En aquel momento, muchos observadores situaron esos aranceles en el centro de la decisión. Aunque la empresa no presentó esa explicación como único motivo, el debate quedó instalado alrededor del costo de importar y ensamblar hardware.
La segunda subida llegó en septiembre de ese mismo año. Entonces, Microsoft justificó la medida por “cambios en el entorno macroeconómico”.
Ese incremento previo llevó al modelo de 2 TB hasta los USD $800. Ahora, en vez de escalarlo aún más, la empresa optó por descontinuarlo.
La secuencia muestra que el problema no parece responder a un episodio aislado. Más bien sugiere una cadena de presiones acumuladas, desde costos industriales hasta factores comerciales y macroeconómicos.
Para el consumidor promedio, el resultado es claro: una consola que hace poco se percibía como una compra aspiracional ahora se acerca más a un gasto premium. Esa percepción puede afectar tanto la demanda como la competitividad frente a otras formas de entretenimiento digital.
Compra ahora, paga después, segunda mano y reacondicionados
Junto con la subida de precios, Microsoft presentó un nuevo servicio de “Compra Ahora, Paga Después”. La propuesta permitirá adquirir sistemas Xbox en sus tiendas propias y dividir el pago en cuotas sin intereses.
Amazon también ofrecerá financiamiento de hasta 12 meses con pagos mensuales flexibles.
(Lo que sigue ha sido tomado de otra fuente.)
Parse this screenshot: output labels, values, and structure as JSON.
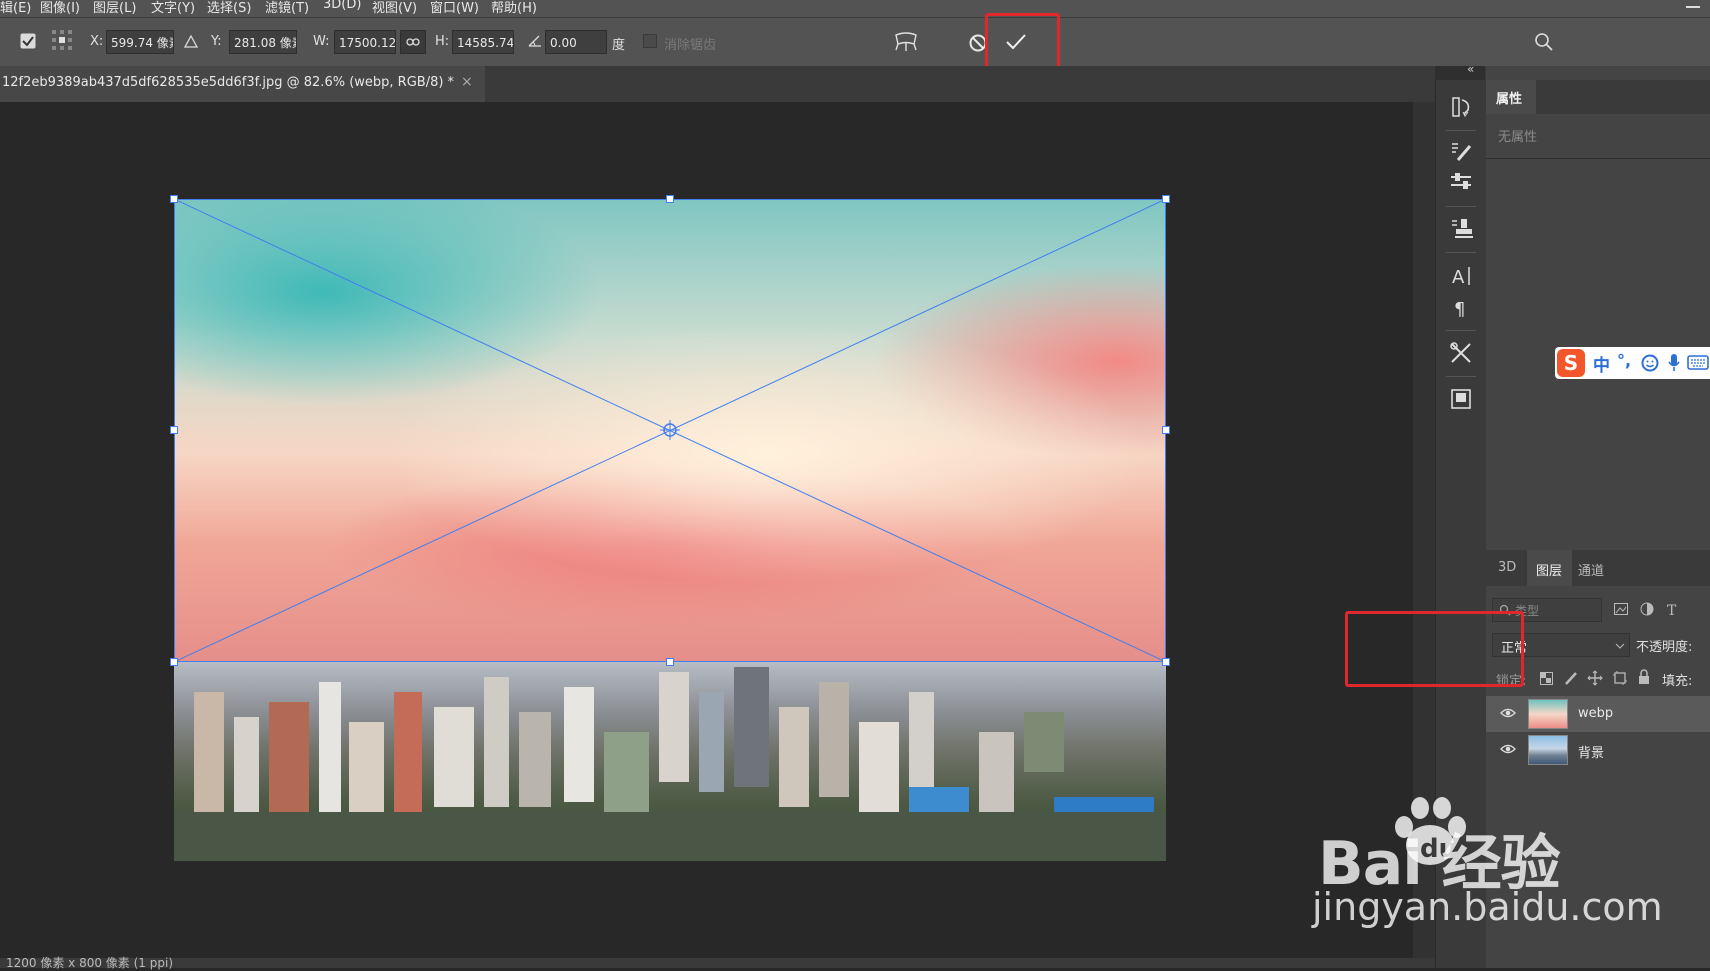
{
  "menu": {
    "items": [
      "辑(E)",
      "图像(I)",
      "图层(L)",
      "文字(Y)",
      "选择(S)",
      "滤镜(T)",
      "3D(D)",
      "视图(V)",
      "窗口(W)",
      "帮助(H)"
    ]
  },
  "options": {
    "x_label": "X:",
    "x_value": "599.74 像素",
    "y_label": "Y:",
    "y_value": "281.08 像素",
    "w_label": "W:",
    "w_value": "17500.12%",
    "h_label": "H:",
    "h_value": "14585.74%",
    "angle_value": "0.00",
    "angle_unit": "度",
    "antialias_label": "消除锯齿"
  },
  "document": {
    "tab_title": "12f2eb9389ab437d5df628535e5dd6f3f.jpg @ 82.6% (webp, RGB/8) *",
    "close_glyph": "×",
    "status": "1200 像素 x 800 像素 (1 ppi)"
  },
  "dock": {
    "collapse_glyph": "«"
  },
  "properties": {
    "tab_label": "属性",
    "empty_text": "无属性"
  },
  "layers": {
    "tabs": [
      "3D",
      "图层",
      "通道"
    ],
    "filter_placeholder": "类型",
    "blend_mode": "正常",
    "opacity_label": "不透明度:",
    "lock_label": "锁定:",
    "fill_label": "填充:",
    "items": [
      {
        "name": "webp",
        "selected": true
      },
      {
        "name": "背景",
        "selected": false
      }
    ]
  },
  "ime": {
    "logo": "S",
    "mode": "中",
    "punct": "°,"
  },
  "watermark": {
    "brand": "Bai 经验",
    "url": "jingyan.baidu.com"
  },
  "colors": {
    "accent_red": "#e0272b",
    "transform_blue": "#3f7ff0",
    "panel_bg": "#444444"
  }
}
La apuesta indica que la empresa busca amortiguar el impacto psicológico del nuevo precio de entrada.
Este tipo de herramientas no reduce el valor total del producto, pero sí redistribuye la carga en el tiempo. En mercados con consumo presionado por inflación, crédito o ingreso disponible, esa diferencia puede ser decisiva para cerrar una compra.
Microsoft también dijo que está trabajando con minoristas para vender sistemas de segunda mano. Además, impulsará la comercialización de equipos reacondicionados certificados dentro de la Microsoft Store.
La expansión de opciones usadas y reacondicionadas revela que la empresa busca sostener la accesibilidad del ecosistema sin renunciar al aumento de precios en el hardware nuevo. Es una estrategia pragmática en un segmento donde el costo inicial puede frenar la adopción.
Para algunos usuarios, el financiamiento sin intereses y los productos certificados reacondicionados podrían convertirse en la única vía razonable para seguir dentro de la plataforma. Para otros, la subida podría acelerar la decisión de postergar la compra o migrar a alternativas distintas.
Por qué este caso importa más allá del mercado gamer
Aunque la noticia se centra en videojuegos, el caso de Xbox también sirve como termómetro de cadenas globales de suministro bajo presión. Cuando una gran tecnológica reconoce aumentos de 2,5 veces en memoria y almacenamiento, la señal trasciende al nicho gamer.
Los semiconductores, la memoria y el almacenamiento son insumos esenciales para múltiples industrias, desde centros de datos hasta dispositivos de inteligencia artificial. Su encarecimiento puede trasladarse a precios finales, márgenes corporativos y decisiones de inventario.
También hay una lectura financiera detrás del movimiento. En lugar de absorber el golpe por completo, Microsoft reparte el costo entre subida de precios, retiro de productos y mecanismos de crédito al consumidor.
Esa combinación se parece a respuestas vistas en otros sectores tecnológicos cuando el entorno de costos deja de ser transitorio. Las empresas no solo aumentan precios, sino que ajustan portafolios y crean puentes de financiamiento para sostener la demanda.
De acuerdo con la información publicada por Kotaku, el mensaje de fondo es que la crisis de componentes sigue teniendo efectos concretos y visibles. En las consolas, ese efecto se siente más porque históricamente no han sido productos de alto margen.
En el corto plazo, la pregunta será si los jugadores aceptan el nuevo umbral de precios. En el mediano, el mercado observará si esta presión termina afectando ventas, suscripciones y el ritmo de renovación de hardware.